Öffentlicher Parkraum in Hilden sei eine „kostbare Ressource“, daher müsse eine „gerechtere Verteilung“ gewährleistet sein, heißt es in der Begründung.
Außerdem sehen die Grünen hohe „Einnahmepotenziale für den Ergebnishaushalt, die dem Verursacherprinzip folgen“. Durch die Festlegung der Untergrenze sei auch nicht mit Einnahmeverlusten zu rechnen.
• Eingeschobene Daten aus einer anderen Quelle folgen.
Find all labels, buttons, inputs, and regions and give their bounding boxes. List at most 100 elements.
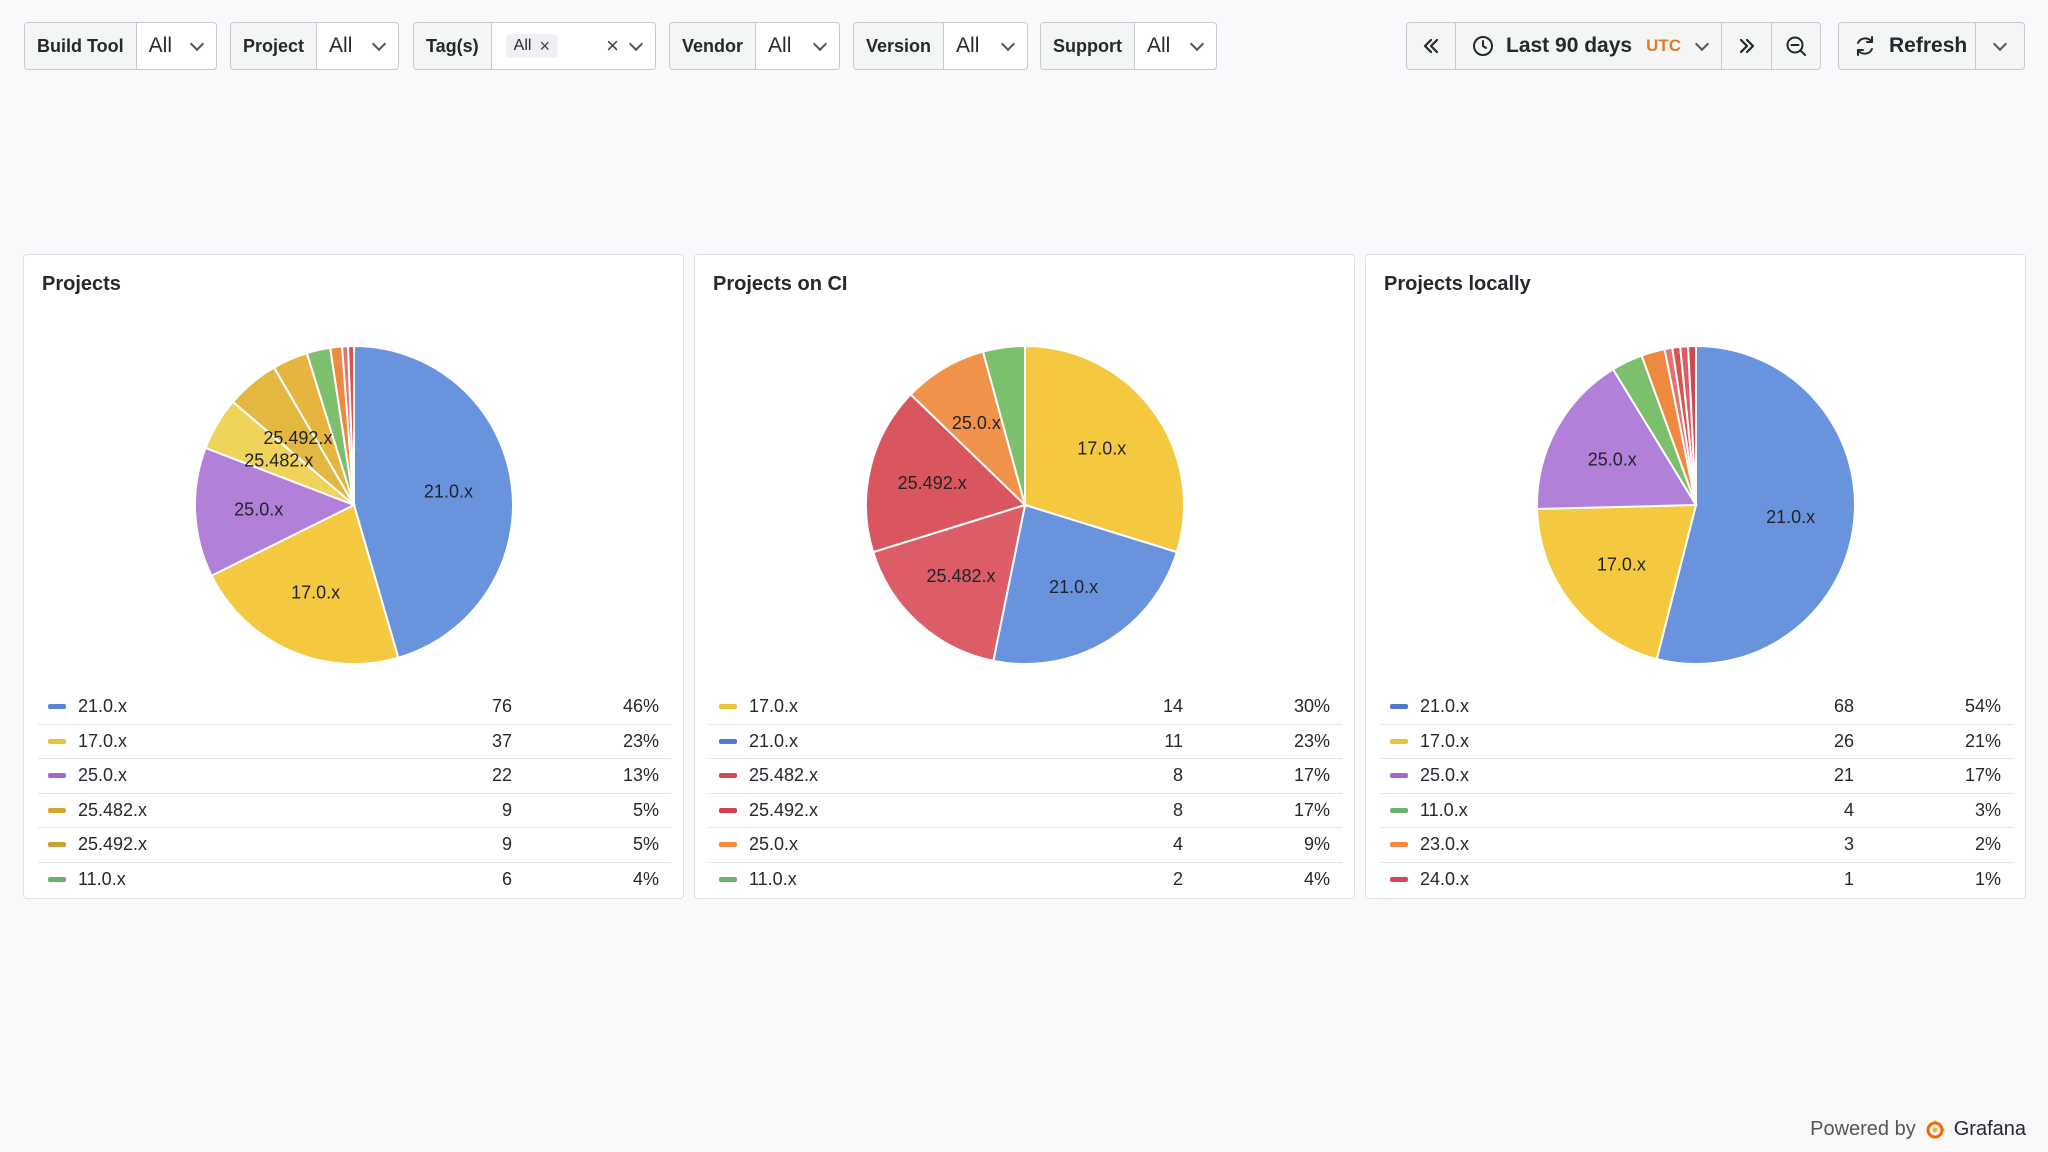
legend-value: 68 bbox=[1833, 696, 1854, 717]
legend-row[interactable]: 23.0.x 3 2% bbox=[1380, 828, 2013, 863]
legend-percent: 46% bbox=[622, 696, 659, 717]
variable-value: All bbox=[329, 34, 353, 57]
legend-row[interactable]: 24.0.x 1 1% bbox=[1380, 863, 2013, 898]
dashboard-toolbar: Build Tool All Project All Tag(s) All × ×… bbox=[24, 22, 2025, 70]
chevron-down-icon bbox=[1694, 36, 1710, 51]
time-shift-forward-button[interactable] bbox=[1721, 22, 1772, 70]
variable-select[interactable]: All bbox=[756, 23, 839, 69]
legend-percent: 23% bbox=[622, 730, 659, 751]
legend-swatch bbox=[1390, 807, 1408, 813]
chevron-down-icon bbox=[812, 36, 828, 51]
legend-row[interactable]: 21.0.x 11 23% bbox=[709, 725, 1342, 759]
legend-label: 25.0.x bbox=[749, 834, 799, 855]
legend-label: 25.0.x bbox=[1420, 765, 1470, 786]
legend-swatch bbox=[1390, 842, 1408, 848]
zoom-out-icon bbox=[1786, 36, 1806, 56]
legend-value: 8 bbox=[1172, 765, 1183, 786]
pie-slice[interactable] bbox=[871, 503, 1027, 662]
grafana-logo-icon bbox=[1926, 1119, 1945, 1138]
legend-percent: 5% bbox=[632, 799, 659, 820]
legend-row[interactable]: 25.0.x 4 9% bbox=[709, 828, 1342, 863]
panel-title: Projects on CI bbox=[713, 273, 848, 295]
legend-percent: 17% bbox=[1964, 765, 2001, 786]
legend-label: 23.0.x bbox=[1420, 834, 1470, 855]
legend-row[interactable]: 25.0.x 21 17% bbox=[1380, 759, 2013, 794]
legend-row[interactable]: 25.492.x 8 17% bbox=[709, 794, 1342, 828]
pie-slice[interactable] bbox=[194, 446, 357, 578]
legend-swatch bbox=[719, 842, 737, 848]
panel-title: Projects bbox=[42, 273, 121, 295]
time-range-label: Last 90 days bbox=[1506, 34, 1633, 57]
zoom-out-button[interactable] bbox=[1771, 22, 1821, 70]
chevron-double-right-icon bbox=[1739, 38, 1754, 54]
pie-slice-label: 21.0.x bbox=[424, 482, 473, 502]
pie-slice[interactable] bbox=[909, 350, 1027, 509]
clock-icon bbox=[1473, 36, 1493, 56]
pie-slice[interactable] bbox=[353, 344, 514, 659]
refresh-icon bbox=[1857, 36, 1873, 56]
legend-row[interactable]: 21.0.x 68 54% bbox=[1380, 690, 2013, 725]
legend-swatch bbox=[48, 877, 66, 883]
pie-slice-label: 17.0.x bbox=[1597, 554, 1646, 574]
time-range-picker[interactable]: Last 90 days UTC bbox=[1455, 22, 1722, 70]
legend-row[interactable]: 21.0.x 76 46% bbox=[38, 690, 671, 725]
legend-percent: 2% bbox=[1974, 834, 2001, 855]
legend-row[interactable]: 17.0.x 26 21% bbox=[1380, 725, 2013, 759]
pie-slice[interactable] bbox=[1536, 367, 1698, 510]
variable-label: Tag(s) bbox=[414, 23, 492, 69]
legend-row[interactable]: 25.482.x 9 5% bbox=[38, 794, 671, 828]
variable-project[interactable]: Project All bbox=[230, 22, 399, 70]
legend-row[interactable]: 25.482.x 8 17% bbox=[709, 759, 1342, 794]
legend-value: 22 bbox=[491, 765, 512, 786]
legend-value: 1 bbox=[1843, 869, 1854, 890]
legend-percent: 30% bbox=[1293, 696, 1330, 717]
variable-tags[interactable]: Tag(s) All × × bbox=[413, 22, 656, 70]
refresh-button[interactable]: Refresh bbox=[1838, 22, 1976, 70]
legend-percent: 21% bbox=[1964, 730, 2001, 751]
legend-label: 17.0.x bbox=[749, 696, 799, 717]
variable-select[interactable]: All bbox=[137, 23, 216, 69]
legend-row[interactable]: 17.0.x 14 30% bbox=[709, 690, 1342, 725]
pie-slice-label: 21.0.x bbox=[1766, 507, 1815, 527]
legend-row[interactable]: 25.492.x 9 5% bbox=[38, 828, 671, 863]
legend-swatch bbox=[48, 807, 66, 813]
pie-slice-label: 25.482.x bbox=[244, 450, 313, 470]
legend-label: 17.0.x bbox=[1420, 730, 1470, 751]
legend-percent: 13% bbox=[622, 765, 659, 786]
legend-label: 21.0.x bbox=[749, 730, 799, 751]
variable-version[interactable]: Version All bbox=[853, 22, 1028, 70]
legend-percent: 17% bbox=[1293, 799, 1330, 820]
legend-swatch bbox=[48, 773, 66, 779]
legend-row[interactable]: 11.0.x 4 3% bbox=[1380, 794, 2013, 828]
variable-vendor[interactable]: Vendor All bbox=[669, 22, 840, 70]
legend-row[interactable]: 17.0.x 37 23% bbox=[38, 725, 671, 759]
pie-slice[interactable] bbox=[865, 393, 1027, 554]
remove-tag-icon[interactable]: × bbox=[539, 36, 550, 56]
refresh-interval-button[interactable] bbox=[1975, 22, 2025, 70]
variable-value: All bbox=[148, 34, 172, 57]
legend-label: 11.0.x bbox=[749, 869, 797, 890]
legend-percent: 23% bbox=[1293, 730, 1330, 751]
legend-row[interactable]: 11.0.x 2 4% bbox=[709, 863, 1342, 898]
legend-row[interactable]: 11.0.x 6 4% bbox=[38, 863, 671, 898]
pie-chart-projects-locally: 21.0.x 17.0.x 25.0.x bbox=[1536, 344, 1856, 665]
variable-select[interactable]: All bbox=[317, 23, 398, 69]
variable-select[interactable]: All bbox=[1135, 23, 1216, 69]
variable-support[interactable]: Support All bbox=[1040, 22, 1217, 70]
clear-icon[interactable]: × bbox=[606, 33, 619, 58]
variable-build-tool[interactable]: Build Tool All bbox=[24, 22, 217, 70]
pie-slice[interactable] bbox=[1655, 344, 1856, 665]
variable-select[interactable]: All × × bbox=[492, 23, 655, 69]
pie-slice[interactable] bbox=[1024, 344, 1185, 554]
pie-slice[interactable] bbox=[210, 503, 400, 665]
pie-slice[interactable] bbox=[1687, 344, 1697, 506]
pie-slice[interactable] bbox=[346, 344, 355, 506]
pie-slice-label: 21.0.x bbox=[1049, 577, 1098, 597]
pie-slice[interactable] bbox=[981, 344, 1026, 506]
time-shift-back-button[interactable] bbox=[1406, 22, 1456, 70]
tag-pill[interactable]: All × bbox=[505, 34, 558, 58]
pie-slice[interactable] bbox=[1536, 503, 1698, 661]
variable-select[interactable]: All bbox=[944, 23, 1027, 69]
legend-row[interactable]: 25.0.x 22 13% bbox=[38, 759, 671, 794]
pie-slice[interactable] bbox=[992, 503, 1179, 665]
Die Fraktion erhofft sich auch eine Lenkungswirkung, wenn mehr Menschen sich nun „kompaktere Fahrzeuge“ anschaffen: „Dies entlastet die Parksituation, insbesondere in engen Quartieren, und schafft Raum für Gehwege, Begrünung oder Radinfrastruktur (…) Die Neuregelung zielt primär auf eine angemessene Bepreisung von Mehrverbrauch ab, nicht auf eine Senkung bestehender Entgelte.“
Mit dem Vorschlag wollen die Grünen offenbar einen Teil zur Haushaltskonsolidierung leisten. Nun bleibt abzuwarten, was die anderen Fraktionen sagen.